A new method for accurately characterizing the tip geometry of critical dimension atomic force microscopy (CD-AFM) has been introduced. A sample type IVPS100-PTB whose line features have vertical sidewall, round corner with a radius of approx. 5 ∼ 6 nm and very low surface roughness has been applied as the tip characterizer. The geometry of the line features has been accurately and traceably calibrated to the lattice constant of crystal silicon. In this paper, detailed measurement strategies and data evaluation algorithms have been introduced, particularly concerning several important influence factors such as the line width roughness of the tip characterizer, measurement noise, measurement point density, and the calculation of the averaged tip geometry.
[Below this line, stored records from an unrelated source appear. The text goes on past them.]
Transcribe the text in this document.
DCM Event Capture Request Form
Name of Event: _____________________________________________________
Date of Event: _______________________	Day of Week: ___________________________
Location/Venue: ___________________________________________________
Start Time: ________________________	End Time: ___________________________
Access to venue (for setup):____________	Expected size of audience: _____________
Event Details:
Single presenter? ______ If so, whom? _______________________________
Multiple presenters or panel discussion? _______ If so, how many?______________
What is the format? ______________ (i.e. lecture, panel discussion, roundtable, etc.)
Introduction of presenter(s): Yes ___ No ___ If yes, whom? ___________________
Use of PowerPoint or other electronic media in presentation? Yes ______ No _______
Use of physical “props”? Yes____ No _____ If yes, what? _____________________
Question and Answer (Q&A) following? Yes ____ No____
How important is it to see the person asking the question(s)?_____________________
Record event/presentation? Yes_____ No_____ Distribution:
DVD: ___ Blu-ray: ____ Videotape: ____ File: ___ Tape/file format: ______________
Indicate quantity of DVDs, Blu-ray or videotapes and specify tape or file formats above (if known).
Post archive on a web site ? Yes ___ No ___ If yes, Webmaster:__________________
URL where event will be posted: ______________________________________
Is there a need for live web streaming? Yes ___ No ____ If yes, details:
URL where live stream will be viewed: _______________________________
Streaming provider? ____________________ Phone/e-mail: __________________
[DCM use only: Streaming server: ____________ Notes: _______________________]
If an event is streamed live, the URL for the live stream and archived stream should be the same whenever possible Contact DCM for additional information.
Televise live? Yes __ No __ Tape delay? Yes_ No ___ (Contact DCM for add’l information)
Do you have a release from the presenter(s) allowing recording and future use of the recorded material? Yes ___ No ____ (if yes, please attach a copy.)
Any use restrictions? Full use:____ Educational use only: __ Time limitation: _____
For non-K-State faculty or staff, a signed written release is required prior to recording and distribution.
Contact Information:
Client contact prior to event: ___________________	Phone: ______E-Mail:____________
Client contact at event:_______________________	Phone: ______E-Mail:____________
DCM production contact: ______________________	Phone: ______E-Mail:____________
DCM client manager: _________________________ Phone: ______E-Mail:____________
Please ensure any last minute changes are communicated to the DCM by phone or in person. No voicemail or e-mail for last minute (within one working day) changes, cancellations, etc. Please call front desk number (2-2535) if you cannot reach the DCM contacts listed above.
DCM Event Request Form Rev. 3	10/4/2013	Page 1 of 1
Thorough experimental studies have been carried out, indicating high measurement accuracy of the developed method. For instance, tip geometry of a probe type CDR120 with a nominal tip diameter of 120 nm is reconstructed using two different tip characterizers before, during and after it is applied for a calibration of a user sample. The agreement of all 20 obtained tip profiles reaches 0.4 nm, confirming the high measurement stability, low tip wear as well as the high measurement consistency between two tip characterizers. Furthermore, the results of a nanofeature of the user sample after correcting the tip contribution show a repeatability of approximately 0.3 nm when it is repeatedly measured by a same tip, and a reproducibility of 0.9 nm when it is measured using two different tips, confirming the good performance of the tip correction method as well.